The transfer used for this blu-ray has some notable strengths: the elaborate color schemes are vividly represented, the element used looks clean and black levels look rich. The detail level fluctuates from scene to scene, suggesting that noise reduction has been used. Both 5.1 and 2.0 Stereo mixes are offered in lossless form for the audio. The 5.1 track was sampled for this review and it creates a subtly immersive sonic environment for the listener, spreading out the electronic textures of Giorgio Moroder’s score effectively and sprinkling in some great directional effects along the way (look out for that streetcar!).
The biggest surprise with this disc is that it does not feature any of the special features from Universal’s special edition DVD of Cat People: apparently, a deal could not be struck for their use here. Thus, those who have that DVD will want to hang onto it and fans will want to hunt it down as it has a Schrader commentary and several featurettes unique to that edition.
In place of those features, Scream Factory has created a more modest but still worthwhile set of new extras. The major inclusion is a series of new video interviews, all in the five to ten minute range, with seven cast and crew members: Natassja Kinski, Annette O’Toole, John Heard, Malcolm McDowell, Giorgio Moroder and Paul Schrader. The short running times work against the participants being truly revealing about their work — one gets the sense Heard is holding back in his brief interview — but everyone reveals some interesting detail about their work on the film. For example, O’Toole talks about an injury during shooting that made things complex for her and the filmmakers and McDowell reveals how getting his hair dyed turned into an unexpected hassle.

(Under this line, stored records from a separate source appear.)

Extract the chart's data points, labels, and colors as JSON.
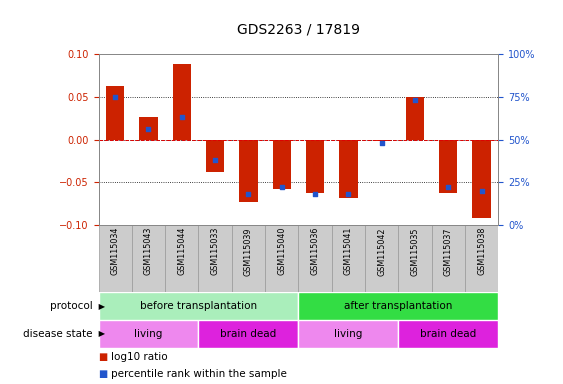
{
  "title": "GDS2263 / 17819",
  "samples": [
    "GSM115034",
    "GSM115043",
    "GSM115044",
    "GSM115033",
    "GSM115039",
    "GSM115040",
    "GSM115036",
    "GSM115041",
    "GSM115042",
    "GSM115035",
    "GSM115037",
    "GSM115038"
  ],
  "log10_ratio": [
    0.063,
    0.027,
    0.088,
    -0.038,
    -0.073,
    -0.058,
    -0.063,
    -0.068,
    -0.002,
    0.05,
    -0.062,
    -0.092
  ],
  "percentile_rank": [
    0.75,
    0.56,
    0.63,
    0.38,
    0.18,
    0.22,
    0.18,
    0.18,
    0.48,
    0.73,
    0.22,
    0.2
  ],
  "bar_color": "#cc2200",
  "dot_color": "#2255cc",
  "ylim_lo": -0.1,
  "ylim_hi": 0.1,
  "yticks": [
    -0.1,
    -0.05,
    0.0,
    0.05,
    0.1
  ],
  "right_ytick_values": [
    0,
    25,
    50,
    75,
    100
  ],
  "right_yticklabels": [
    "0%",
    "25%",
    "50%",
    "75%",
    "100%"
  ],
  "hline_color": "#dd0000",
  "protocol_before_n": 6,
  "protocol_after_n": 6,
  "protocol_before_color": "#aaeebb",
  "protocol_after_color": "#33dd44",
  "disease_sections": [
    3,
    3,
    3,
    3
  ],
  "disease_colors": [
    "#ee88ee",
    "#dd22dd",
    "#ee88ee",
    "#dd22dd"
  ],
  "disease_labels": [
    "living",
    "brain dead",
    "living",
    "brain dead"
  ],
  "legend_log10_label": "log10 ratio",
  "legend_percentile_label": "percentile rank within the sample",
  "bar_width": 0.55,
  "bg_color": "#ffffff",
  "plot_bg_color": "#ffffff",
  "spine_color": "#888888",
  "tick_label_fontsize": 7,
  "title_fontsize": 10,
  "sample_fontsize": 5.8,
  "row_fontsize": 7.5,
  "label_color": "#cccccc"
}
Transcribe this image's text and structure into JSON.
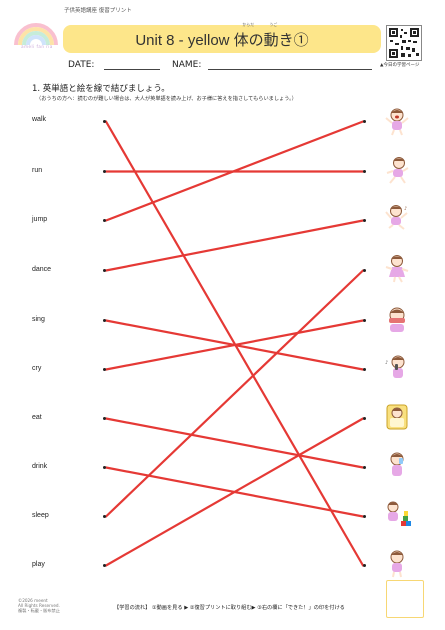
{
  "header": {
    "subtitle": "子供英語講座 復習プリント",
    "title": "Unit 8 - yellow 体の動き①",
    "ruby_karada": "からだ",
    "ruby_ugo": "うご",
    "qr_caption": "▲今日の学習ページ"
  },
  "logo": {
    "text": "ameli fan ria"
  },
  "form": {
    "date_label": "DATE:",
    "name_label": "NAME:"
  },
  "question": {
    "title": "1. 英単語と絵を線で結びましょう。",
    "note": "（おうちの方へ：読むのが難しい場合は、大人が英単語を読み上げ、お子様に答えを指さしてもらいましょう。）"
  },
  "words": [
    "walk",
    "run",
    "jump",
    "dance",
    "sing",
    "cry",
    "eat",
    "drink",
    "sleep",
    "play"
  ],
  "pictures": [
    "crying-child-icon",
    "running-child-icon",
    "jumping-child-icon",
    "dancing-child-icon",
    "eating-child-icon",
    "singing-child-icon",
    "sleeping-child-icon",
    "drinking-child-icon",
    "playing-blocks-child-icon",
    "walking-child-icon"
  ],
  "matches": [
    [
      0,
      9
    ],
    [
      1,
      1
    ],
    [
      2,
      0
    ],
    [
      3,
      2
    ],
    [
      4,
      5
    ],
    [
      5,
      4
    ],
    [
      6,
      7
    ],
    [
      7,
      8
    ],
    [
      8,
      3
    ],
    [
      9,
      6
    ]
  ],
  "colors": {
    "line": "#e53935",
    "title_bar": "#fde68a",
    "stamp_border": "#f7d774"
  },
  "footer": {
    "copyright_1": "©2026 meent",
    "copyright_2": "All Rights Reserved.",
    "copyright_3": "複製・転載・販布禁止",
    "flow": "【学習の流れ】 ①動画を見る ▶ ②復習プリントに取り組む▶ ③右の欄に「できた！」の印を付ける"
  }
}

The best interviews are the ones with Lowry and Schrader. Lowry has just one major sequence in the film, so she’s able to talk about it in great detail. She talks a lot about how specific a director Schrader is when it comes to blocking and the array of physical (and sometimes grueling) challenges involved in shooting the shock setpiece she’s involved in. Schrader reveals some interesting details about how he changed the finale of the original script and talks about how he worked a variety of his own obsessions into the film, including everything from Freudian theories to the visual design of Bertolucci’s The Conformist.
The remainder of the extras are devoted to promotional materials. The theatrical trailer is pretty impressive, essentially a two-minute music video that makes effective use of the stylized visuals and David Bowie’s elegant theme song, with a little dialogue thrown in to set up the film’s themes. A short t.v. spot explores the same territory but is more impressionistic due to time limitations. A photo gallery offers over 100 items, mixing publicity photos with an array of color and black-and-white stills. The final item is a gallery entitled “Production Art And Posters”: it contains plenty of both but also includes some lobby cards and even a few images of theater marquees featuring Cat People.
In short, this blu-ray edition of Cat People has its strengths and weaknesses. While it would have been nice to have the extras from the special edition DVD ported over, the new extras provided here are a nice, new complement to the extras on the past DVD.